I giochi di un tempo con il papavero
Ricordo, che noi ragazzi a Manfredonia, nel mese di maggio, praticavamo con i petali del papavero rosso comune denominato in loco ”šcappe” (si legge skappe) raccolto nei campi, un gioco denominato ”u šcattille” (si legge skattille). Si metteva un petalo sulla mano sinistra chiusa a mò di imbuto e si batteva con il palmo della mano destra provocando “u šcattille”. Un altro gioco, sempre con i papaveri, era quello di utilizzare le capsule dure del fiore che hanno sulla corona una sorta di stimmi raggiati a forma di stella. Esercitando con le capsule, una piccola pressione sul braccio o sul polso oppure sulla fronte rimaneva impressa la forma di un fiore, una sorta di tatuaggio, che spariva dopo poco tempo. Va ricordato, che a Manfredonia “u šcattille” era anche un altro gioco che noi ragazzi facevamo “pa lote” con il fango che prendevamo da terra per le strade dopo una giornata di pioggia e lo lanciavamo sui muri delle case dove si attaccava provocando “u scattille”. Quest’ultimo gioco, alquanto maldestro perché sporcavamo le mura di casa “pa lote” provocava l’ira delle massaie che abitavano nei pianoterra che uscivano immediatamente dall’abitazione e sbraitando con termini poco ortodossi ci inseguivano minacciose con una scopa che spesso ci lanciavano dietro.

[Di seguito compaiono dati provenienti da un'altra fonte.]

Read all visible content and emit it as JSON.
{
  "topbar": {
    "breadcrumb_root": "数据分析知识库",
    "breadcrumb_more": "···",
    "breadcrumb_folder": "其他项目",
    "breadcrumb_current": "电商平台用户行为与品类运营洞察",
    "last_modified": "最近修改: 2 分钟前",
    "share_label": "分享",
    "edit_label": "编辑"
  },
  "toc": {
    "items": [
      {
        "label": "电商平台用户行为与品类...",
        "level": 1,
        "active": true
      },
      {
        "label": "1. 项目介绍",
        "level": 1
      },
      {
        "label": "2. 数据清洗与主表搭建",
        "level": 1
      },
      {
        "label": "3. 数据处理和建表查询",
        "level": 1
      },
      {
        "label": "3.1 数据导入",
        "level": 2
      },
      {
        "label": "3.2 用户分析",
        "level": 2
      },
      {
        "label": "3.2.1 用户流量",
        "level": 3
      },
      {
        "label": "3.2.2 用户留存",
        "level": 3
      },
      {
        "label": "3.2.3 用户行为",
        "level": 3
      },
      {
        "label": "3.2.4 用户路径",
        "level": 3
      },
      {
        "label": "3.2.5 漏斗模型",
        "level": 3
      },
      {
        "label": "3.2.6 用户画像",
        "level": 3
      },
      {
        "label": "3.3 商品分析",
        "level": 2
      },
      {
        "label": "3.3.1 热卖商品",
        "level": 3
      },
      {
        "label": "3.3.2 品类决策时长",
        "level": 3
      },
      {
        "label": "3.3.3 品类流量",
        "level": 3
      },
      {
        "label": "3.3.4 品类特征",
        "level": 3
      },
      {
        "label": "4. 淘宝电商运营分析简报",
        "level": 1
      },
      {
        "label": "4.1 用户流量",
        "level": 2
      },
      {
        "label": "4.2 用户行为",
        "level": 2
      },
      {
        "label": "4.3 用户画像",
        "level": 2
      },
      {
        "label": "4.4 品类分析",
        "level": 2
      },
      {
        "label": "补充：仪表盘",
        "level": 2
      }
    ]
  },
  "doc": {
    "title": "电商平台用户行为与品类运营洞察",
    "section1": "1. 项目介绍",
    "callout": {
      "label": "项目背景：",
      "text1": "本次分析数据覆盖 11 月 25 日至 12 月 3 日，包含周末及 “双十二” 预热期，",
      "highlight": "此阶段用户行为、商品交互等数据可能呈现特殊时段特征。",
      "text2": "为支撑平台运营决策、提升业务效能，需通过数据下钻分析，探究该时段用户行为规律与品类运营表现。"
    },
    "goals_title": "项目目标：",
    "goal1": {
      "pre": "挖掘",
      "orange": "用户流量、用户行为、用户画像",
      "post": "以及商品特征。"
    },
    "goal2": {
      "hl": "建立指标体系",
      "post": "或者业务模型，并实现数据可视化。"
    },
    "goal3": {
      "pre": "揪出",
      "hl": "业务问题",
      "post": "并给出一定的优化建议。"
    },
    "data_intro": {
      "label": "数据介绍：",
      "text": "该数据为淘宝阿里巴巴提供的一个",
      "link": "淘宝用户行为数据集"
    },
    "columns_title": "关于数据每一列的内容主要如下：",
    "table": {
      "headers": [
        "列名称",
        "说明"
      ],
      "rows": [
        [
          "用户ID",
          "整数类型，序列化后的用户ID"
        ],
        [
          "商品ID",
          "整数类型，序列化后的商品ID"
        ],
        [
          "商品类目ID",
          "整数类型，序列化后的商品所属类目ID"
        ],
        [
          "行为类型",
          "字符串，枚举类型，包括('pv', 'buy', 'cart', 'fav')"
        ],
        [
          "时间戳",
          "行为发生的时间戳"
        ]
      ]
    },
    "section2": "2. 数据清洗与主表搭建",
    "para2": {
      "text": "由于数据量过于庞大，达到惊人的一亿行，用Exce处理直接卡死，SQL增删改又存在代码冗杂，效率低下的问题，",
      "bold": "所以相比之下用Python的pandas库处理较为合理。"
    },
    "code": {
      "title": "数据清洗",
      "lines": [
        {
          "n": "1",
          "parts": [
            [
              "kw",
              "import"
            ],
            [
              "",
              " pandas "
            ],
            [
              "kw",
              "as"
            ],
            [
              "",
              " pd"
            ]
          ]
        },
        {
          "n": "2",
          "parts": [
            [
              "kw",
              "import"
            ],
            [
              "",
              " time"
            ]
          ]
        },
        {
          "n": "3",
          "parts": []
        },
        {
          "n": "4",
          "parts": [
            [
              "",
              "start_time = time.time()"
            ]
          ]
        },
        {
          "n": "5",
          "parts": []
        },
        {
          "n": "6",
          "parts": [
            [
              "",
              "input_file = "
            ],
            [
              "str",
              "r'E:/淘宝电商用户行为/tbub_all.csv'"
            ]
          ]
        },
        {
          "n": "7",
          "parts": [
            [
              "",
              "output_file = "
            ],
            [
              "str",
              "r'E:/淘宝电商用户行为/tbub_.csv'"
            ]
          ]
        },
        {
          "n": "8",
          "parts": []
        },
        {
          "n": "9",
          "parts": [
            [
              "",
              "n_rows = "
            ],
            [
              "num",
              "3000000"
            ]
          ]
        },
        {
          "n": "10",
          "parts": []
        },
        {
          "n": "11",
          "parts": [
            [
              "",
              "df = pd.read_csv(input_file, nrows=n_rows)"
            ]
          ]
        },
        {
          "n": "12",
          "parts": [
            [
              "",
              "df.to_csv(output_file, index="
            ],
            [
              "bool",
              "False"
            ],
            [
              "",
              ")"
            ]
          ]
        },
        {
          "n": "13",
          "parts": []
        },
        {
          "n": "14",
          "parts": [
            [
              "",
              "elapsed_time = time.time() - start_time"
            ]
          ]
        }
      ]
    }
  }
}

Notizie storiche sull’utilizzo dell’oppio nell’antichità
Gli antichi egizi utilizzavano l’oppio come calmante. Ippocrate, medico greco definito come “il padre della medicina moderna” nel IV sec. a.C. lo consigliava come rimedio per diverse malattie. In Italia e in Europa l’utilizzo dell’oppio cominciò a diffondersi solo dopo la conquista di Roma della Grecia nel 146 a.C.
Galeno, il più grande medico dell’antichità, lo usava spesso per i sintomi di avvelenamento, per problemi di vista, cefalee, epilessia, sordità e lebbra. Si dice che abbia curato l’imperatore romano Marco Aurelio, fino a farlo diventare oppiomane.